I need to compare these two classes to prove that they are indeed semantically identical. The same needs to be done for a large number of java file pairs.
The first approach of reading from the two files and comparing the lines, with logic to deal with the differences mentioned above seems inefficient. Is there some other way that I can achieve this task? Any helpful APIs out there?
Compile both of the classes without debug information and then decompile them back to source files. The decompiled files should be a lot more similar than the original source files.
You can improve this further by running some optimizations on the compiled files. For example you can use Proguard with just shrinking enabled to removed unused code.

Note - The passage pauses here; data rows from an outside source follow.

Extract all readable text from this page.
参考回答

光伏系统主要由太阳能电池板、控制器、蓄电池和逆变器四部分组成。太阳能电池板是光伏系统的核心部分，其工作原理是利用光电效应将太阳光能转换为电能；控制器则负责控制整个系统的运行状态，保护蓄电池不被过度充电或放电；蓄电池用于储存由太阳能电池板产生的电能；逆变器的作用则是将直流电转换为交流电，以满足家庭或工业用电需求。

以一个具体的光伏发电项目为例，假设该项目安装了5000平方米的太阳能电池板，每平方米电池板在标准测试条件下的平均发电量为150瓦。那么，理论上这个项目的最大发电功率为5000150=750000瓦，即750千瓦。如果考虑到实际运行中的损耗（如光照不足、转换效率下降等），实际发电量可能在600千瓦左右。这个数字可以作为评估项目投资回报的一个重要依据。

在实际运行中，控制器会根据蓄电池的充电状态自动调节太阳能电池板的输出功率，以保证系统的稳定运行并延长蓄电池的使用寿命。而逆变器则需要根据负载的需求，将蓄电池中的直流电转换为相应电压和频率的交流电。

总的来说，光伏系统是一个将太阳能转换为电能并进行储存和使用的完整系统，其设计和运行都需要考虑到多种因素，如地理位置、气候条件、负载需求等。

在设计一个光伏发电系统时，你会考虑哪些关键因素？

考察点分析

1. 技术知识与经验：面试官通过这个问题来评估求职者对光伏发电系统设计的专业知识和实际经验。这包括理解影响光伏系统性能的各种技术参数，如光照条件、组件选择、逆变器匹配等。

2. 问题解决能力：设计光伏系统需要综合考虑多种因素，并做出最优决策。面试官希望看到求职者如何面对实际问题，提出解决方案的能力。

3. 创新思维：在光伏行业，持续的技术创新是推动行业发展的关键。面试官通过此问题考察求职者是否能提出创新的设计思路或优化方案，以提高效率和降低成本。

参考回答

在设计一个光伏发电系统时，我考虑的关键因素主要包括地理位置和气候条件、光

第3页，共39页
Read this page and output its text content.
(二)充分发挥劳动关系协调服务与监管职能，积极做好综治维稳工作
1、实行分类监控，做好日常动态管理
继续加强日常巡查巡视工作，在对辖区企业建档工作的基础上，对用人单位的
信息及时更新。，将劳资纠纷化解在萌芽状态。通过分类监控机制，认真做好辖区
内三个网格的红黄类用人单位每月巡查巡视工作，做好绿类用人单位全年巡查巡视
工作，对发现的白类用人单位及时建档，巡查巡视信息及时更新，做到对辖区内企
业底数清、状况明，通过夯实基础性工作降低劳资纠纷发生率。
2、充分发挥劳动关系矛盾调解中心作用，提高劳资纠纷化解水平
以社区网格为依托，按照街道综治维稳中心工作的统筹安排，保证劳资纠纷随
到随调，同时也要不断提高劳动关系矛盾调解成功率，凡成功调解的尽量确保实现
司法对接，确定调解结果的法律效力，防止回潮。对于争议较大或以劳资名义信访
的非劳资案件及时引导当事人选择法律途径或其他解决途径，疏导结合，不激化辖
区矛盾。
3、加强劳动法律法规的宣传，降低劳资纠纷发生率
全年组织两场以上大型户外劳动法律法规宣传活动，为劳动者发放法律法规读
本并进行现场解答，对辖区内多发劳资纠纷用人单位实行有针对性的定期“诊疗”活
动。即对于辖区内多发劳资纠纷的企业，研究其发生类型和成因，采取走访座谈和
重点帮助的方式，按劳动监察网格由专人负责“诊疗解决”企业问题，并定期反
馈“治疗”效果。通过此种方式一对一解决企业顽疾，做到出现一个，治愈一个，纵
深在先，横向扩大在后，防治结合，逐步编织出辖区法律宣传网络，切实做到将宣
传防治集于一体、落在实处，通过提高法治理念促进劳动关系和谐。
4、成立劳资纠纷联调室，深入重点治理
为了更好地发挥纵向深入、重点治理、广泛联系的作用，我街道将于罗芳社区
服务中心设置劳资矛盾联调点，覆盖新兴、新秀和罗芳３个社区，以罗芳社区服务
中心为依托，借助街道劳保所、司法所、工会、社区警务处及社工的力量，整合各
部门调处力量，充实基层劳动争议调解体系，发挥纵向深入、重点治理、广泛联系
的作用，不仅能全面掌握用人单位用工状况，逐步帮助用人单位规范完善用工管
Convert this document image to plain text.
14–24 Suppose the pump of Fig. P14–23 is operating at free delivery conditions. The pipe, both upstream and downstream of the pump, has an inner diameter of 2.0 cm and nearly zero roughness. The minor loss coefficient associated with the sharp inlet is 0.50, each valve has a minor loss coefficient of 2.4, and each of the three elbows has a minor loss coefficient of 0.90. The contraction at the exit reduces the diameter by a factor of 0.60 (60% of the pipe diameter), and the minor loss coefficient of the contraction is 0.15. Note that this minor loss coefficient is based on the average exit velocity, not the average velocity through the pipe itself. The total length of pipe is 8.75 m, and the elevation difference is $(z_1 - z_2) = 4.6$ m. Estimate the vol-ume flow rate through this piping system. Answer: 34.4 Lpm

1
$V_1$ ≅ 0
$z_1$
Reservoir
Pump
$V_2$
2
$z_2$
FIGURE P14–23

Changes in position of some statements can be hard to detect though.
If you want to examine the changes in the code try Araxis Merge or WinMerge.
But if you want logical differences, I am afraid you might have to do it manually.
I would advise to use one of these tools to look for textual changes and then look for logical differences.
There are a lot of similarity checker out there, and until now there's no yet perfect tool for this. Each has its own advantages / disadvantages. The approaches generally falls into two categories: token-based or tree-based.
Token-based similarity checking is usually done with regular expressions, but other approaches are possible. In one of my projects at university, we developed one utilizing alignment strategy from bioinformatics field. The disadvantage of this technique is mainly if the size of the two sources isn't more or less equal.
Tree-based is more like a compiler, so normally using some compilation techniques it's possible (well, more or less) to check for this. Tree-based approach has disadvantages of being exponential in comparison complexity.
Comparing line by line wont work. I think you may need to use a parser. I would suggest that you take a look at ANTLR. It should have a java grammar where you could put your actions which will do the comparison.
As far as I know there's now way to compare the semantics of two Java classes. Take for example the following two methods:
public String m1(String a, int b) { ... }
and
public String m2(String x, int y) { ... }
A part from changes in variables and methods names, their signature is the same: same return type, and same input types. However, this is no guarantee that the two methods are semantically equivalent. For example, m1 could return a string consisting of the first b characters of a, while m2 could return a string consisting of y repetitions of x. As you can see, although only variables and names change, the semantics of the two methods is totally different.
I don't see an easy way out for your problem. You can perhaps make some assumption and try the following approach:
assume that the methods names in the two classes are the same
write test cases (for example with JUnit) for all the methods in the first class
run the test cases on the second class
ensure that the second class does not have other (untested) methods (for example using reflection)
This approach gives you an idea about equivalent semantics, but it makes strong assumption.
As a final remark, let me add that specifying the semantics of programs is an interesting and open research topic. Some interesting development in this area include research on Semantic Web Services. A widely adopted approach to give machine processable semantics to programs is that of specifying their IOPE: Input and Output types (as int the Java methods above), and their Preconditions and Effects. Preconditions are essentially logical conditions that must hold true for successfully invoking the program, and Effects are formal descriptions of the changes (in the state of the world) caused by the successful execution of the program. Even with IOPE there are a lot of problems ... which I skip in this short description.